15
Sigo
la dirección de sus dedos; al principio, no tengo ninguna idea de lo que está
tratando de mostrarme, pero luego veo una vaga forma unos cinco metros más
arriba. ¿Qué demonios es eso? Parpadeo constantemente a ver si logró saber que
es, tiene el tamaño de un koala, cuelga en el fondo de una rama y se balancea
ligeramente. ¡Que ridículo! obviamente no se trata de un koala, algo tan
hermoso no estaría en un sitio tan espantoso como este. Es, en ese mismo
instante, que disperso los ruidos comunes del bosque para captar un siseo
particular: abejas, eso es un panal de abejas. Abro los ojos impresionada
encogiéndome todo lo que pueda, en mi mundo, soy alérgica a la picadura de
insectos, un solo toque de esas cosas y me inflare como pelota. Aunque este es
el cuerpo de Katniss, sigo teniendo la conciencia de Heather Fausto, por lo que
tenerles pavor es normal. « Aguarda un segundo » me pide la voz « recuerda que
estamos en los Juegos del Hambre, nada aquí es normal » ¿Qué significa eso? Soy
quien soy, no puedo cambiar eso.
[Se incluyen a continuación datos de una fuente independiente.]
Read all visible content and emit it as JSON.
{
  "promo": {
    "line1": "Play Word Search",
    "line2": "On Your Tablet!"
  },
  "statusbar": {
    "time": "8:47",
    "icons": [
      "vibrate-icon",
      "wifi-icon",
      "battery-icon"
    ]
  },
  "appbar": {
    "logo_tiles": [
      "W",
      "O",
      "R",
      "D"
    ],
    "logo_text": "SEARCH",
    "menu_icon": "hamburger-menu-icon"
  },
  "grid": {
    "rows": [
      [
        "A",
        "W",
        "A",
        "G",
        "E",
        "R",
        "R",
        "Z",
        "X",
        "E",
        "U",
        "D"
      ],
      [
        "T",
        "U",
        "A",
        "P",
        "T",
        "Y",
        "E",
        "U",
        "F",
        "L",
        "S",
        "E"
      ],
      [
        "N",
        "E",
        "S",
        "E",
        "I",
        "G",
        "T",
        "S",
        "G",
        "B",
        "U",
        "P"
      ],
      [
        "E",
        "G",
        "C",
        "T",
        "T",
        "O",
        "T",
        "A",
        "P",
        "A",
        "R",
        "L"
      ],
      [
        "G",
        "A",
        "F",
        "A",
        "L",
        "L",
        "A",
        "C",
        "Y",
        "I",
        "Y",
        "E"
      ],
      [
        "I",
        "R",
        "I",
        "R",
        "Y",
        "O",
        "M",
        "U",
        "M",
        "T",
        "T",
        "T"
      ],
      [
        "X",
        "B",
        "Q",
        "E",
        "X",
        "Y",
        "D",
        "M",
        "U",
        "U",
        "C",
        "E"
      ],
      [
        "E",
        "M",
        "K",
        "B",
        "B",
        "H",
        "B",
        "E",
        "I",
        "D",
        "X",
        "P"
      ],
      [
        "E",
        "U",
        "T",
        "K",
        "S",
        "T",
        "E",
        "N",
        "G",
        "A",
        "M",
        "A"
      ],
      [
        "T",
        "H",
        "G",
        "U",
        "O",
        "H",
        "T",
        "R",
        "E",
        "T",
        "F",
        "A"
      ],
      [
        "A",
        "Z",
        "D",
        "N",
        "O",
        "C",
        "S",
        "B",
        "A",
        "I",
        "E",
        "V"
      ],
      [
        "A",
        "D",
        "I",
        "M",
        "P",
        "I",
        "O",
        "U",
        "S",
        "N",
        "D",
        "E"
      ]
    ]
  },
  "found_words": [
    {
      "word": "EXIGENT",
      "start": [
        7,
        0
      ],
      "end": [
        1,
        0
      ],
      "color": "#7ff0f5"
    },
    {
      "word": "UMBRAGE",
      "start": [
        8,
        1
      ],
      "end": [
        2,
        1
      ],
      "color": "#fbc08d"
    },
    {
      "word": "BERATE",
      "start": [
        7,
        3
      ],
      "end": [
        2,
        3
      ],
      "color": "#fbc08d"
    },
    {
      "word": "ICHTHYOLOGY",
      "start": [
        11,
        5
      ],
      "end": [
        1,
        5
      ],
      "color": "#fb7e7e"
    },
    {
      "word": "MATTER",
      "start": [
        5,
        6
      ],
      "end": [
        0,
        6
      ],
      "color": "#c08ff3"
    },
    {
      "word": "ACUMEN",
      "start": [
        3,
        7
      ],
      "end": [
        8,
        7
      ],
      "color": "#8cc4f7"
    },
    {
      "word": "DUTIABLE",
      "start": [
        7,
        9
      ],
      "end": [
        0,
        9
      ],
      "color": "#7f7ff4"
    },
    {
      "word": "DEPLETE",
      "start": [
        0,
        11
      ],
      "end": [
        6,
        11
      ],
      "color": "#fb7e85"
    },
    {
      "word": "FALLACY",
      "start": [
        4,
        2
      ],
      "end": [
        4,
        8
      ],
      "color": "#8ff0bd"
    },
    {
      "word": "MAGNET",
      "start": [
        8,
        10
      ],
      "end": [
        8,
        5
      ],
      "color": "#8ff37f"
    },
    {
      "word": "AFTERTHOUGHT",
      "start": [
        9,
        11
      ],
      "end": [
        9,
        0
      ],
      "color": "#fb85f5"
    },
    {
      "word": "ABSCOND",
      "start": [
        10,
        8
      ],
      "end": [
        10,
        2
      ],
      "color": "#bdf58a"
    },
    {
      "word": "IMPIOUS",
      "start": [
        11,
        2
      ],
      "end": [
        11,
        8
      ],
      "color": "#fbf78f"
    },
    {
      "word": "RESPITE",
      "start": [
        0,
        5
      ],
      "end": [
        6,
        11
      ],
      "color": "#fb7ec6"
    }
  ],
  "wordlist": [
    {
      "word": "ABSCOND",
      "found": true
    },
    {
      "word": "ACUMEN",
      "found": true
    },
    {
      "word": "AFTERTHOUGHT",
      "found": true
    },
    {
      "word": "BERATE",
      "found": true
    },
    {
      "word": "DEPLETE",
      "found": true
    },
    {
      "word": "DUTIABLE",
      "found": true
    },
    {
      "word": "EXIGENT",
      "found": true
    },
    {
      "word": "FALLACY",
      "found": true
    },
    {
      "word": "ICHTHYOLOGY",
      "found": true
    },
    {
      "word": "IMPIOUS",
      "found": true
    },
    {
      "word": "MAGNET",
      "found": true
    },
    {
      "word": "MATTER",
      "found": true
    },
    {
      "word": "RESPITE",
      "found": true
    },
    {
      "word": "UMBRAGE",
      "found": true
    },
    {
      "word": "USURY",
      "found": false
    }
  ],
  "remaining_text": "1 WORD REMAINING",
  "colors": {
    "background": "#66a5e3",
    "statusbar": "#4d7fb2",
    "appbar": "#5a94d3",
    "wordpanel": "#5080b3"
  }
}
Entonces, detengo ese tren de pensamientos, si
Katniss dice que nada aquí es convencional, eso quiere decir que los insectos
menos lo son. Oh, demonios. Oh, demonios, demonios... ¡¿Qué clase de bichos son
los que tengo encima de mí?! « Lo más probable es que sean rastrevíspulas »
anuncia en mi mente, como si habláramos del clima « son igual que los
charlajos, mutaciones creadas por el Capitolio. Fueron creadas para ser dejadas
en los distritos estratégicamente, como minas. » Genial, ahora tengo,
aparentemente, a unos cuantos metros sobre mi cabeza bichos asesinos, capaces
de vencerte de una sola picada. ¿No debería comenzar a gritar llamando a mi
mamá? « Tranquila, no te harán nada, si no le haces nada » dice la dueña de
este cuerpo, con gracia « en realidad son avispas un poco más grande a las
convencionales, un cuerpo dorado y un aguijón que provoca un bulto del tamaño
de un ciruela. » santo cielos, eso suena peligro, en realidad me da curiosidad
saber qué ocurre si una de esas cosas te llegan a picar « En general, casi
nadie tolera más de una picada » dice ella « si vives, las alucinaciones producidas
por el veneno han llevados a unos a la locura; otra cosa más, el que consigue
su atención, serán perseguidos hasta morir. He allí a su nombre: son
rastreadoras. » ¡Diablos! Eso suena francamente escalofriante, en realidad, no
quiero ni cruzarme en su camino. De ser rastrevíspulas, por supuesto.
Miro
a Rue, en busca de ayuda, pero se ha perdido en el árbol. Da igual que esas
cosas o las normales estén allí, los profesionales van a matarme mañana ya
cuando tengan un plan bien ejercido, supongo que si tuviera algo de contra
ataque, me liberaría de ellos en un suspiro. Recuerdo como hoy quedaron como
una bola de papanatas, payasos sin gracia frente a una chiquilla que les
minimiza en tamaño y peso, son idiotas, sin duda lo son. Entonces, una idea se
cruza por mi mente, según Katniss, nadie sobrevive a más de una picada de esas
cosas, y si... ¿Y si dejara caer el panal sobre los profesionales? ¿Y si
lograra trepar hasta el para dejarlo caer encima de la manada? Tengo un
cuchillo, uno con serrucho, supongo debería cortarla la rama y de esa manera
dejar que la madre naturaleza hago lo suyo, o en este caso, las habilidosas
manos del Capitolio. « Tampoco puedes hacerlo a lo loco » me advierte Katniss «
debes planear el momento exacto para hacerlo, el ruido del serrucho podría
avisar a los profesionales » si, tiene razón, debo hacerlo cuando el himno, el
ruido será suficiente para cubrir mi fechoría. Salgo a arrastras del saco, me
aseguro de tener el cuchillo en el cinturón y empiezo a subir por el árbol.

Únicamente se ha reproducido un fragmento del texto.